- Born: Elizabeth Anne Ray 1919 North Carolina, U.S.
- Died: January 10, 1996 (aged 76–77) New York, New York, U.S.
- Education: Palmer Memorial Institute Radcliffe College (BA) New York University (MFA)
- Occupations: dancer, dance teacher, choreographer
- Spouse: William Elliott Williamson
- Relatives: James H. Young (grandfather)
- Career
- Former groups: Alvin Ailey American Dance Theater

= Liz Williamson (dancer) =

American dancer and choreographer

Elizabeth Anne Ray "Liz" Williamson (1919–1996) was an American dancer, dance teacher, and choreographer. She was a member of the Alvin Ailey American Dance Theater and the first artist-in-residence at Jacob's Pillow.

== Early life, family, and education ==
Williamson was born in North Carolina in 1919. She was from a prominent African-American family in Raleigh, North Carolina, and was the granddaughter of Colonel James H. Young, who served as an officer Third North Carolina Regiment during the Spanish–American War and was later elected to the North Carolina House of Representatives.
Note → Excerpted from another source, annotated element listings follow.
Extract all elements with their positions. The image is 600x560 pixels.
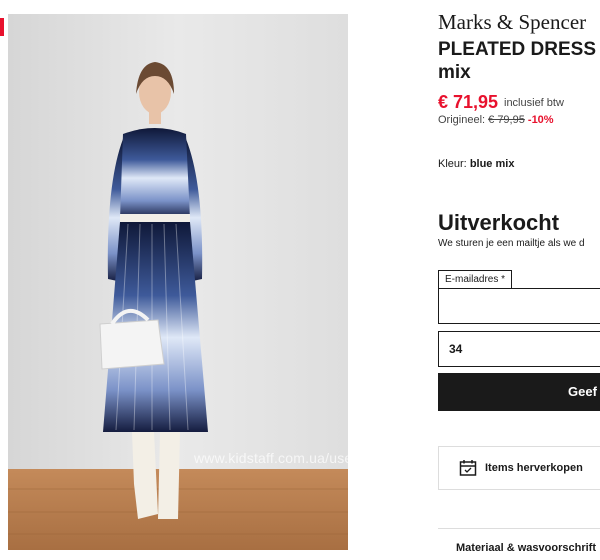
product-details-panel: Marks & Spencer PLEATED DRESS mix € 71,9… bbox=[438, 0, 600, 560]
notify-submit-button[interactable]: Geef bbox=[438, 373, 600, 411]
original-price-line: Origineel: € 79,95 -10% bbox=[438, 114, 554, 126]
product-title-continued: mix bbox=[438, 62, 471, 83]
email-field-label: E-mailadres * bbox=[438, 270, 513, 289]
color-label: Kleur: bbox=[438, 158, 467, 170]
discount-badge: -10% bbox=[527, 114, 554, 126]
calendar-icon bbox=[459, 460, 477, 476]
product-image[interactable]: www.kidstaff.com.ua/user-159220.html bbox=[8, 14, 348, 550]
left-edge-strip bbox=[0, 0, 8, 560]
size-select[interactable]: 34 bbox=[438, 331, 600, 367]
vat-note: inclusief btw bbox=[504, 97, 564, 109]
watermark-text: www.kidstaff.com.ua/user-159220.html bbox=[194, 450, 348, 466]
resell-items-label: Items herverkopen bbox=[485, 462, 583, 474]
original-price-label: Origineel: bbox=[438, 114, 486, 126]
material-care-accordion[interactable]: Materiaal & wasvoorschrift bbox=[456, 542, 596, 554]
resell-items-button[interactable]: Items herverkopen bbox=[438, 446, 600, 490]
product-photo-illustration bbox=[8, 14, 348, 550]
product-title: PLEATED DRESS bbox=[438, 39, 597, 60]
color-info: Kleur: blue mix bbox=[438, 158, 514, 170]
section-divider bbox=[438, 528, 600, 529]
email-field[interactable] bbox=[438, 288, 600, 324]
current-price: € 71,95 bbox=[438, 92, 499, 112]
original-price: € 79,95 bbox=[488, 114, 525, 126]
brand-name[interactable]: Marks & Spencer bbox=[438, 10, 586, 35]
sold-out-heading: Uitverkocht bbox=[438, 210, 560, 235]
notify-text: We sturen je een mailtje als we d bbox=[438, 238, 585, 249]
sale-marker bbox=[0, 18, 4, 36]
color-value: blue mix bbox=[469, 158, 515, 170]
She attended the Palmer Memorial Institute, a school in Sedalia for upper-class African Americans. Williamson graduated with honors from Radcliffe College, where she was a member of Alpha Kappa Alpha and studied romance languages. She earned a master's degree in dance from New York University.

== Career ==
Williamson was a notable African-American dancer. She trained in ballet, modern, and jazz dance. She studied dance with Charles Weidman, Hanya Holm, Martha Hill, Huapala, Martha Graham, and Luigi.
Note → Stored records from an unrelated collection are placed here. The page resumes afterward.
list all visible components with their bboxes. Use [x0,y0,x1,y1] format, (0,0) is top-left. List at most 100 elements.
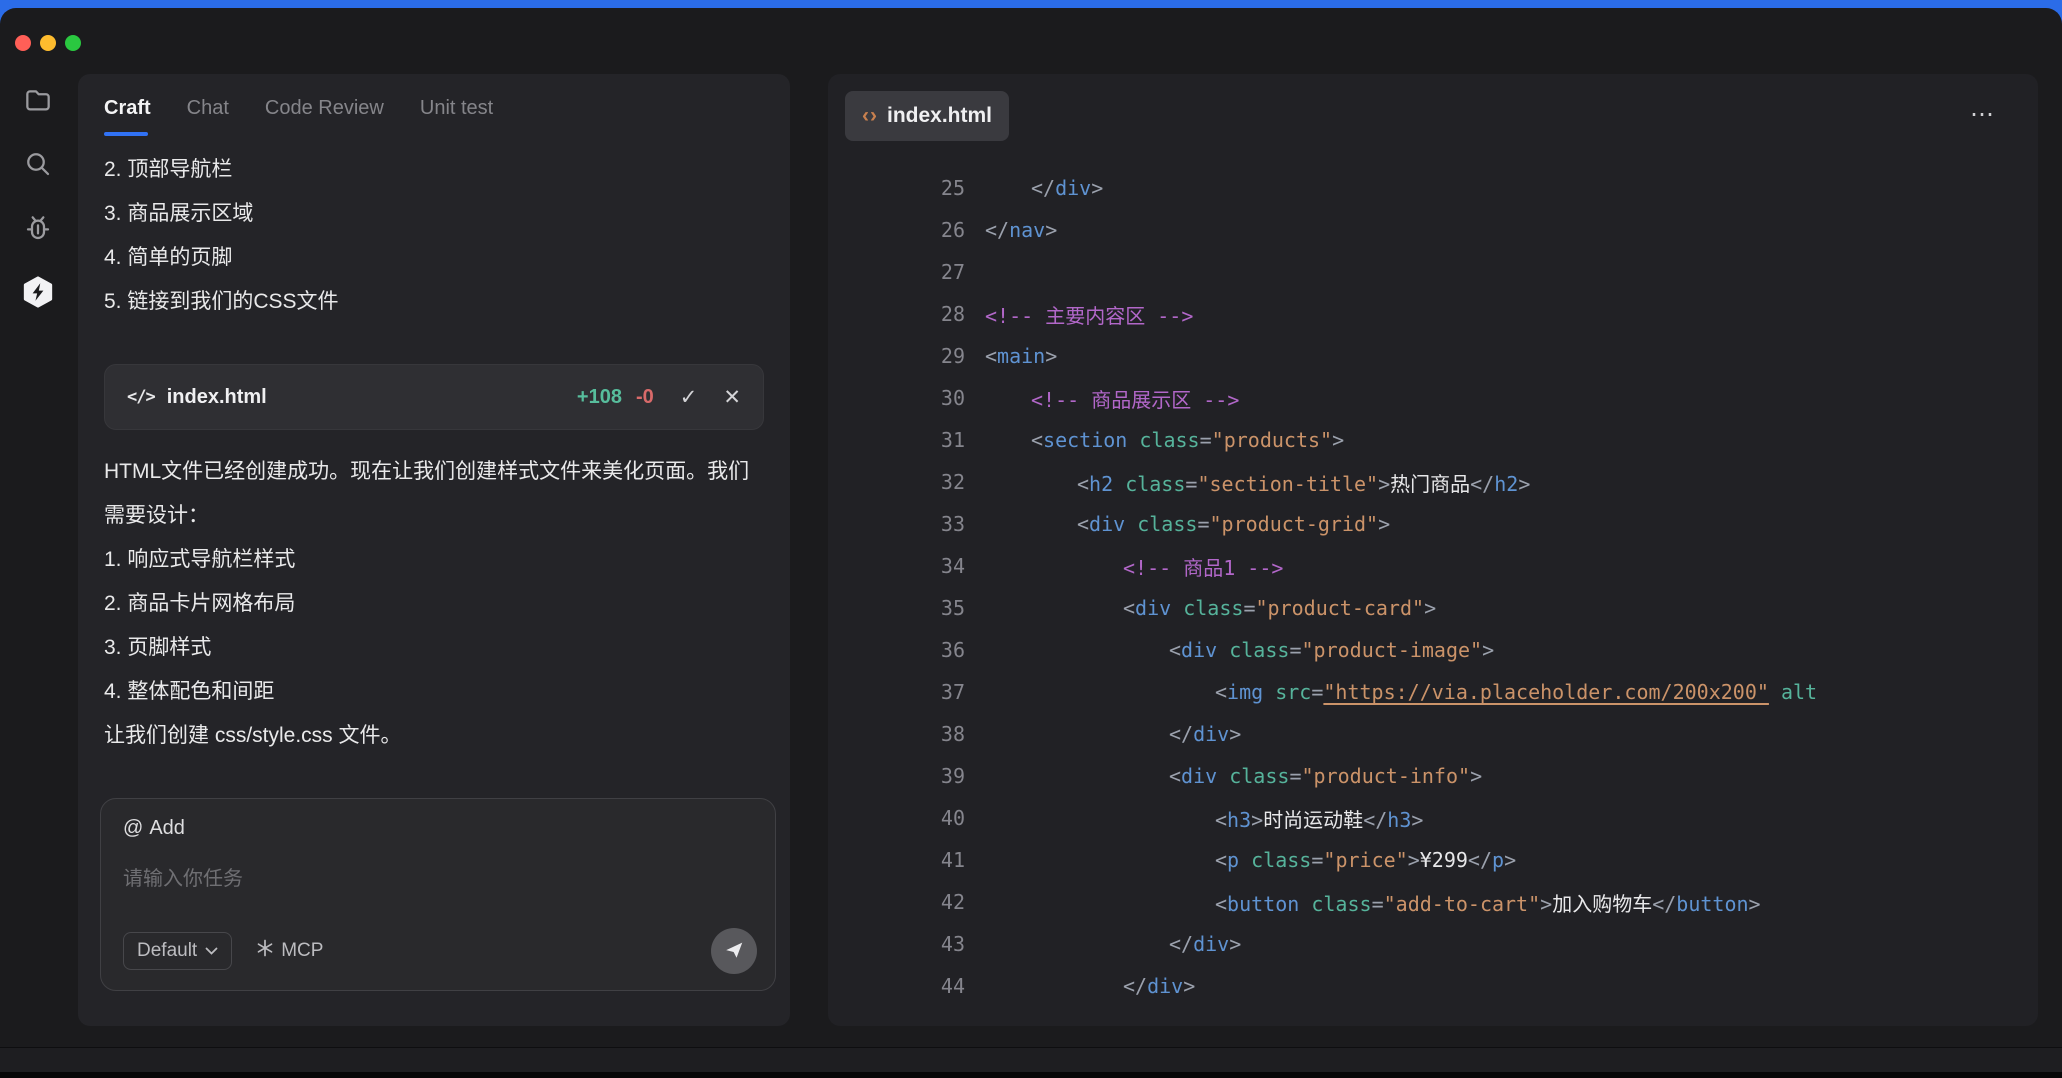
line-number: 27 [828,260,965,284]
assistant-panel: CraftChatCode ReviewUnit test 2. 顶部导航栏3.… [78,74,790,1026]
composer-toolbar: Default MCP [123,928,757,974]
sidebar-item-assistant[interactable] [16,270,60,314]
list-item: 5. 链接到我们的CSS文件 [104,280,764,324]
code-line: 43</div> [828,923,2038,965]
line-number: 42 [828,890,965,914]
close-window-button[interactable] [15,35,31,51]
line-number: 28 [828,302,965,326]
file-card-filename: index.html [167,386,267,409]
code-line: 30<!-- 商品展示区 --> [828,377,2038,419]
zoom-window-button[interactable] [65,35,81,51]
code-line: 40<h3>时尚运动鞋</h3> [828,797,2038,839]
editor-panel: ‹› index.html ⋯ 25</div>26</nav> 27 28<!--… [828,74,2038,1026]
code-lines: 25</div>26</nav> 27 28<!-- 主要内容区 -->29<mai… [828,74,2038,1007]
code-line: 44</div> [828,965,2038,1007]
code-line: 36<div class="product-image"> [828,629,2038,671]
code-line: 38</div> [828,713,2038,755]
editor-tab-filename: index.html [887,104,992,128]
tab-craft[interactable]: Craft [104,94,151,136]
code-line: 37<img src="https://via.placeholder.com/… [828,671,2038,713]
line-number: 40 [828,806,965,830]
window-controls [15,35,81,51]
sidebar-item-explorer[interactable] [16,78,60,122]
line-number: 35 [828,596,965,620]
at-icon: @ [123,817,143,840]
additions-count: +108 [577,386,622,409]
deletions-count: -0 [636,386,654,409]
list-item: 1. 响应式导航栏样式 [104,538,764,582]
line-number: 36 [828,638,965,662]
reject-change-button[interactable]: ✕ [723,387,741,408]
mcp-icon [256,939,274,963]
file-diff-card[interactable]: </> index.html +108 -0 ✓ ✕ [104,364,764,430]
line-number: 34 [828,554,965,578]
code-line: 39<div class="product-info"> [828,755,2038,797]
bug-icon [22,212,54,244]
line-number: 43 [828,932,965,956]
mcp-button[interactable]: MCP [256,939,323,963]
sidebar-item-search[interactable] [16,142,60,186]
code-line: 25</div> [828,167,2038,209]
search-icon [22,148,54,180]
accept-change-button[interactable]: ✓ [680,387,698,408]
code-brackets-icon: ‹› [862,104,878,128]
add-context-label: Add [149,817,185,840]
closing-text: 让我们创建 css/style.css 文件。 [104,714,764,758]
logo-icon [21,275,55,309]
design-list: 1. 响应式导航栏样式2. 商品卡片网格布局3. 页脚样式4. 整体配色和间距 [104,538,764,714]
line-number: 31 [828,428,965,452]
line-number: 25 [828,176,965,200]
list-item: 3. 页脚样式 [104,626,764,670]
list-item: 2. 商品卡片网格布局 [104,582,764,626]
add-context-button[interactable]: @ Add [123,817,185,840]
minimize-window-button[interactable] [40,35,56,51]
code-line: 29<main> [828,335,2038,377]
line-number: 38 [828,722,965,746]
code-line: 26</nav> [828,209,2038,251]
plan-list: 2. 顶部导航栏3. 商品展示区域4. 简单的页脚5. 链接到我们的CSS文件 [104,148,764,324]
code-line: 34<!-- 商品1 --> [828,545,2038,587]
mcp-label: MCP [281,940,323,962]
line-number: 30 [828,386,965,410]
chevron-down-icon [205,940,218,962]
status-bar [0,1047,2062,1072]
model-selector[interactable]: Default [123,932,232,970]
assistant-tabs: Craft Chat Code Review Unit test [104,94,764,136]
code-line: 35<div class="product-card"> [828,587,2038,629]
line-number: 32 [828,470,965,494]
assistant-message: HTML文件已经创建成功。现在让我们创建样式文件来美化页面。我们需要设计： [104,450,766,538]
task-input[interactable]: 请输入你任务 [123,862,753,891]
task-composer[interactable]: @ Add 请输入你任务 Default MCP [100,798,776,991]
send-button[interactable] [711,928,757,974]
code-line: 27 [828,251,2038,293]
line-number: 37 [828,680,965,704]
code-line: 28<!-- 主要内容区 --> [828,293,2038,335]
tab-unit-test[interactable]: Unit test [420,94,493,136]
editor-file-tab[interactable]: ‹› index.html [845,91,1009,141]
activity-bar [0,78,76,1038]
code-file-icon: </> [127,387,155,407]
line-number: 29 [828,344,965,368]
tab-chat[interactable]: Chat [187,94,229,136]
folder-icon [22,84,54,116]
code-line: 31<section class="products"> [828,419,2038,461]
list-item: 4. 简单的页脚 [104,236,764,280]
tab-code-review[interactable]: Code Review [265,94,384,136]
line-number: 41 [828,848,965,872]
code-line: 42<button class="add-to-cart">加入购物车</but… [828,881,2038,923]
overflow-menu-button[interactable]: ⋯ [1970,100,1996,129]
line-number: 44 [828,974,965,998]
line-number: 33 [828,512,965,536]
app-window: CraftChatCode ReviewUnit test 2. 顶部导航栏3.… [0,8,2062,1078]
code-line: 41<p class="price">¥299</p> [828,839,2038,881]
code-line: 32<h2 class="section-title">热门商品</h2> [828,461,2038,503]
code-line: 33<div class="product-grid"> [828,503,2038,545]
send-icon [723,939,745,964]
line-number: 39 [828,764,965,788]
line-number: 26 [828,218,965,242]
list-item: 4. 整体配色和间距 [104,670,764,714]
list-item: 3. 商品展示区域 [104,192,764,236]
bottom-edge [0,1072,2062,1078]
sidebar-item-debug[interactable] [16,206,60,250]
list-item: 2. 顶部导航栏 [104,148,764,192]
In the 1950s, she performed in the New York City Center 1950s productions of Finian's Rainbow, Carmen Jones, and Faust. She danced in Cape May Playhouse's productions of The Follies of 1910 and The Boy Friend. She also made appearances with YMHA the Merry-Go-Rounders and appeared on The Jackie Gleason Show in 1953, where she performed in a production of Tawny. That same year, Williamson also made an appearance on the The Paul Winchell Show. In 1957, Williamson performed in a production of Green Pastures on NBC.

Williamson was a company member of Alvin Ailey American Dance Theater. In 1958, she performed Blues Suite as a member of Ailey's first company. She was also a solo dancer and nightclub cabaret act.

In 1973, she was the first artist-in-residence at Jacob's Pillow. During her residency, she choreographed The Many Faces of Jazz, a jazz dance piece set on sixty-five dancers.

She served on the faculty at Howard University, the Tuskegee Institute, Bennett College, and the Young Women's Christian Association of Springfield, Massachusetts. She also taught at Ethical Culture Fieldston School and the Dalton School.

== Personal life and death ==
She was married to William Elliott Williamson, whom she met at the Palmer Memorial Institute.

Williamson died on January 10, 1996 at Mount Sinai Hospital in Manhattan.